Steligence® vise à travailler en amont avec les concepteurs pour optimiser les bâtiments en acier dès la phase de conception, afin de surmonter la « culture béton » qui prédomine et qui conçoit des bâtiments non optimisés pour l’acier. Au début, il a été difficile de faire bouger les lignes, mais dès que les acteurs ont compris la valeur du concept, tout s’est enchaîné rapidement. Les relations avec les acteurs du marché ont évolué : de nombreux clients reviennent d’eux-mêmes pour de nouveaux projets. Certains se sont même formés à l’acier et ne contactent Steligence® que pour la partie business et livraison, témoignant d’une autonomie croissante dans la conception. Le concept est passé au niveau mondial en 2023, permettant des relations globales avec les très grands acteurs du bâtiment. Aujourd’hui, de grands corporates et investisseurs immobiliers approchent ArcelorMittal, motivés par l’impact environnemental des bâtiments (notamment la RE 2020 en France et des réglementations similaires ailleurs) et la centralisation des décisions de construction. L’acier présente en effet un avantage significatif par rapport au béton en termes de CO2 nécessaire à la construction. La capacité de Steligence® à discuter avec de grands corporates comme les grands investisseurs immobiliers et les géants de la tech qui possèdent un parc immobilier énorme et cherchent à optimiser et standardiser leurs bâtiments, a considérablement augmenté sa masse critique et a constitué une des raisons de son expansion au niveau mondial. Steligence® livre, par exemple, des bâtiments en Australie depuis l’Europe, grâce à ses aciers XCarb® de sources recyclées et renouvelables. Ces aciers ont l’impact environnemental le plus faible au monde, ce qui permet d’optimiser des bâtiments bien au-delà des frontières européennes.

Quels sont les prochains défis de Steligence® ?

Les trois grandes tendances de développement de Steligence® sur le marché de la construction acier concernent le développement des structures hybrides acier-bois, l’automatisation de la construction métallique avec des lignes de production robotisées similaires à celles de l’industrie automobile et, enfin, le design pour l’optimisation de la fin de vie des bâtiments. Dans cette optique, il faut nécessairement prendre en compte les défis réglementaires liés à l’optimisation de la fin de vie des bâtiments. Actuellement, la RE 2020 est principalement axée sur un CO2 minimum à la construction, les bénéfices liés au recyclage ou à la réutilisation en fin de vie sont fortement sous-estimés. Ses seuils pour 2030 ne sont pas atteignables avec les méthodes de construction actuelles, même avec des bétons bas carbone. Cela implique la nécessité de revoir entièrement la façon de concevoir les bâtiments. Et puis, il faut garder en ligne de mire la poursuite de l’optimisation de l’empreinte environnementale de l’acier et des bâtiments en acier.

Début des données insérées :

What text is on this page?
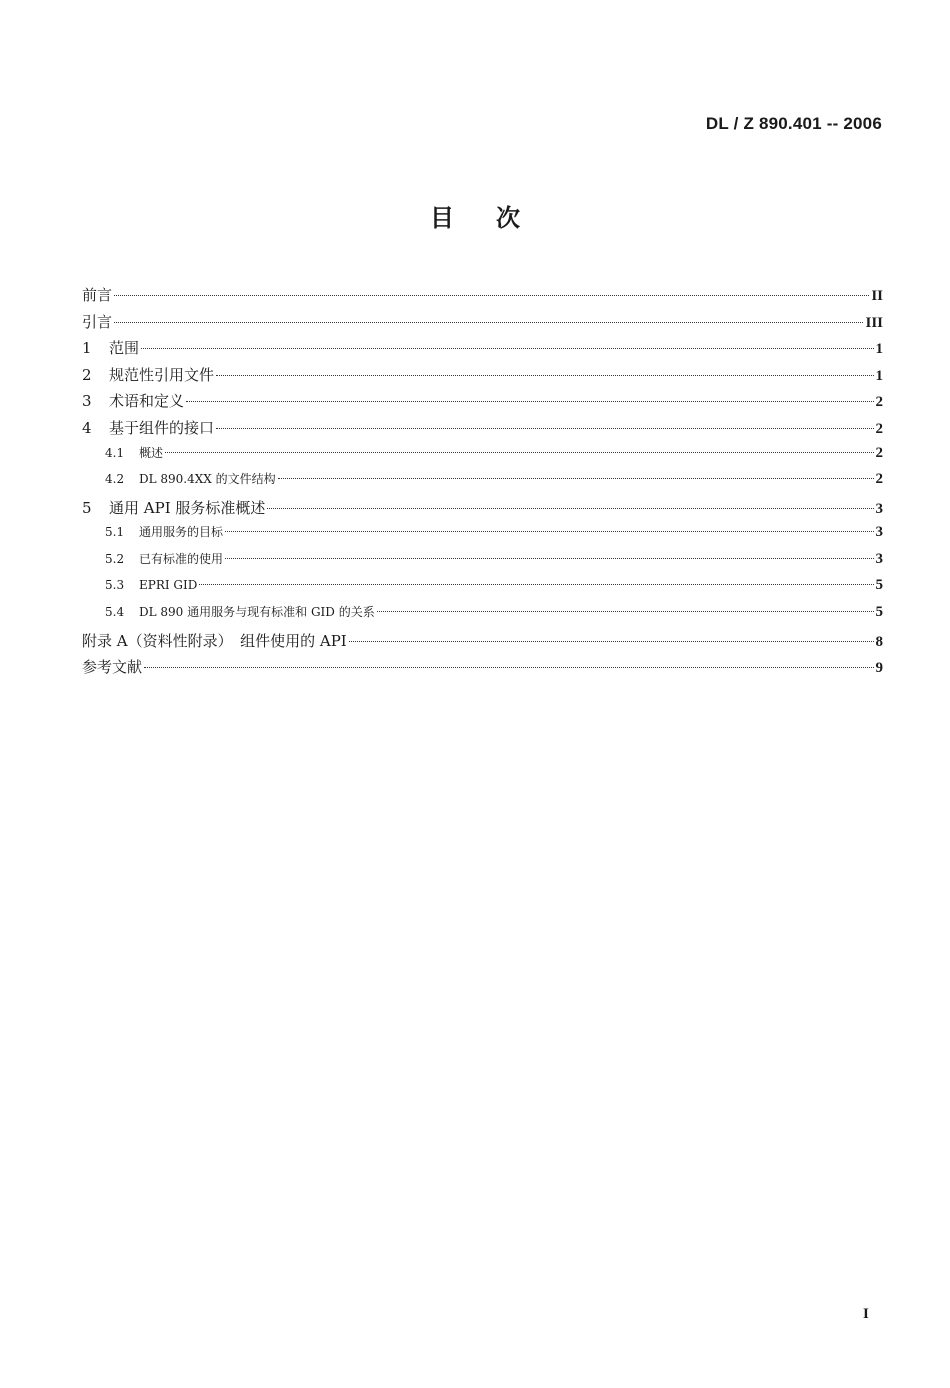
DL / Z 890.401 -- 2006
目次
前言	II
引言	III
1	范围	1
2	规范性引用文件	1
3	术语和定义	2
4	基于组件的接口	2
4.1	概述	2
4.2	DL 890.4XX 的文件结构	2
5	通用 API 服务标准概述	3
5.1	通用服务的目标	3
5.2	已有标准的使用	3
5.3	EPRI GID	5
5.4	DL 890 通用服务与现有标准和 GID 的关系	5
附录 A（资料性附录）　组件使用的 API	8
参考文献	9
I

Comment assurer un avenir pour la filière ?

Si en tant que CEO d’ArcelorMittal Steligence®, je reste très impliqué sur le terrain en interagissant personnellement avec les majors pour faciliter les discussions en participant également à la formation des jeunes membres de mon équipe, je reste très investi dans la vie académique. Je donne ainsi des cours à l’université de Louvain et anime des séminaires dans différentes universités à travers le monde. Le but : attirer les jeunes vers la filière acier. Il faut savoir que dès le début de mes études, j’ai été moi-même motivé par un intérêt personnel pour le matériau. J’y ai consacré ma thèse de master sur les treillis en acier. Il est donc essentiel pour moi, et je considère que c’est une responsabilité, de rendre l’acier attractif pour la nouvelle génération.